What is an End-of-Life Doula?

Nurse holding patient hand

Death seems to be one of the most difficult topics for people to discuss, especially when it comes to their own death.  The reason we don’t talk about death is probably as complex as other human behaviors we prefer not to discuss. But I like to think that death is particularly difficult, even scary to some, simply because although it is the one thing we all share as human beings, there are a lot of unknowns with the death experience.

As an end-of-life doula, often called a death doula, my job is to help make a client’s final months, weeks, or days the best possible by supporting them and being aware of their individual needs.  An end-of-life doula does not provide medical or hospice care but can let the family know when to call for those services, especially as the end of life draws near.  One of the most beautiful roles of an end-of-life doula is to “hold space” for someone who is dying. When we hold space for others, it means we open our hearts, and offer unconditional support, without judging them.  For families, the final days can be long and full of emotion, but knowing they and their loved ones are being held by someone reassuring and supportive gives them peace through the end-of-life process.

A doula’s role is to care for their client by making sure they are at peace and have all the support they desire through the dying process.  Through the years, I have learned to approach each client with a clean slate, never assuming I know what is important to them, but instead asking them questions, getting to know them, understanding their relationship with family and friends, and supporting any concerns they have. Even though every client has individual needs, there is always one need in common that they share, the need to be understood and heard by those around them.  That may seem like a simple thing, but to someone who has little time left, it is a very important thing. 

the sun's rays passing through the clouds and shining.

Sometimes my role is to soften conflict that may arise.  One of my clients was a young man of 46 with a terminal illness. He had moved into my parents’ assisted living facility and because of the disease progression, he knew this was his final home.  From the day he arrived, he began to push his wife away, yet she was the one person he needed most.  He was mean to the nurses, aids, and other residents. 

The facility director asked if I could help him, and to my surprise, Eric agreed.  After talking with him it was easy to understand that the underlying cause of his anger was frustration from feeling helpless. Together with his hospice team, we made changes to how he was cared for at the facility, which gave him control over some decisions and things that he could still do. Almost immediately his frustration decreased as his ability to feel more in control increased.  His anger diminished, which allowed his wife to once again be more of a comfort to him and gave them more meaningful time together with less anger. Redirecting him from reacting with anger and focusing on the real problem, his frustration of not being in control, changed everything for him.  His final days were happier because he was in control until close to the very end. 

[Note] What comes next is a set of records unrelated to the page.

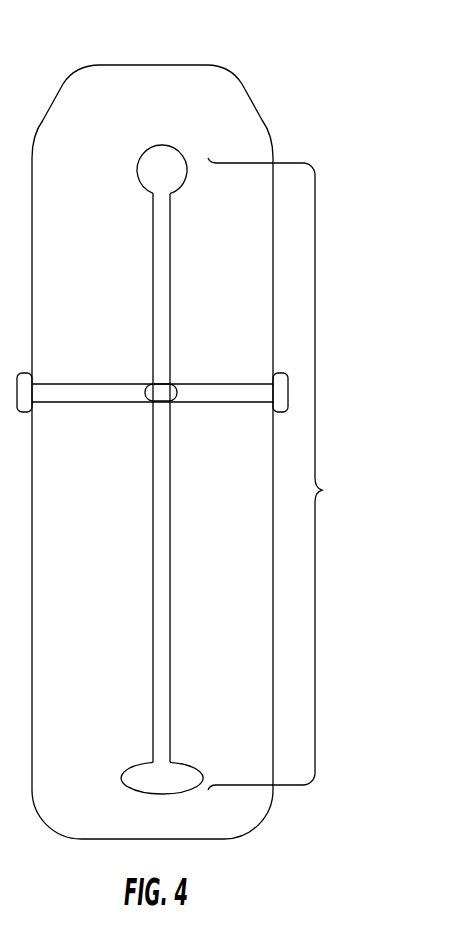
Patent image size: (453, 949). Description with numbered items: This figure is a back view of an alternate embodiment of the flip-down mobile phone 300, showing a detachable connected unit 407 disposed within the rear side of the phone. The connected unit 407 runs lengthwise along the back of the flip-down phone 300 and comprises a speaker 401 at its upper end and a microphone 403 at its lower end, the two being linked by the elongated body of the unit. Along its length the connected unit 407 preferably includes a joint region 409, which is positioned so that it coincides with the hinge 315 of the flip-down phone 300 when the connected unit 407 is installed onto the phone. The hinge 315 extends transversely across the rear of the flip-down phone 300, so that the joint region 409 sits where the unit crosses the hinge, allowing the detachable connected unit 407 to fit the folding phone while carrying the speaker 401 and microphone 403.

The flip-down mobile phone 300 is at (152, 82).
The speaker 401 is at (148, 165).
The microphone 403 is at (128, 777).
The hinge 315 is at (83, 388).
The joint region 409 is at (148, 396).
The detachable connected unit 407 is at (286, 474).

Other times, my doula experience has resembled that of a manager, by creating a protective bubble around clients and their closest family members during the final days.  Usually, families appreciate the kind gestures from neighbors and friends but are not up to visiting or receiving visitors.  I simply stand as the first contact for anyone offering condolences, support, help, or food. 

One exception to the rule occurred when I was a new end-of-life doula.  The client had been given only a few days to live and under the care of hospice, was released from the hospital to pass at home with his family surrounding him.  I wrongly assumed the client and his family would want privacy so I immediately went into protective bubble mode for my client, trying to turn away the first visitor who knocked on the door.  To my surprise, I heard a voice from the bedroom, “No, let them in, I would love to see them,” my client said. Surprised, I followed his wishes. As the doorbell continued to ring, each time he would call from his bedroom, and each time the visitor was welcomed in.  Soon there was standing room only in his bedroom.  Concerned, I worked my way up to the front of the crowd to check on my client and discovered the biggest grin on his face and his entire family was beaming also.  For them, having friends who they loved near them was exactly what they needed and desired. 

This taught me that whatever I assumed my client needed, was only my assumption and probably not what my client really needed.  It helped me put into practice a focused pattern to really listen to my client to understand them, their specific needs, concerns, worries, and final wishes.  The greatest lesson I have learned as an end-of-life doula is the keep still and listen, really listen. Learning to listen has helped me find gratitude and appreciation for the smallest, simplest things that are often only noticed during the quietest of times. 

As an end-of-life doula, I wear many different hats, but the most important one I wear is the one my client needs at that very moment.  It may be one of a coach, a manager, a listener, or one that ensures final wishes are fulfilled, but it is always the hat my client and their family need in that moment as they walk through one of the most difficult journeys of their lives.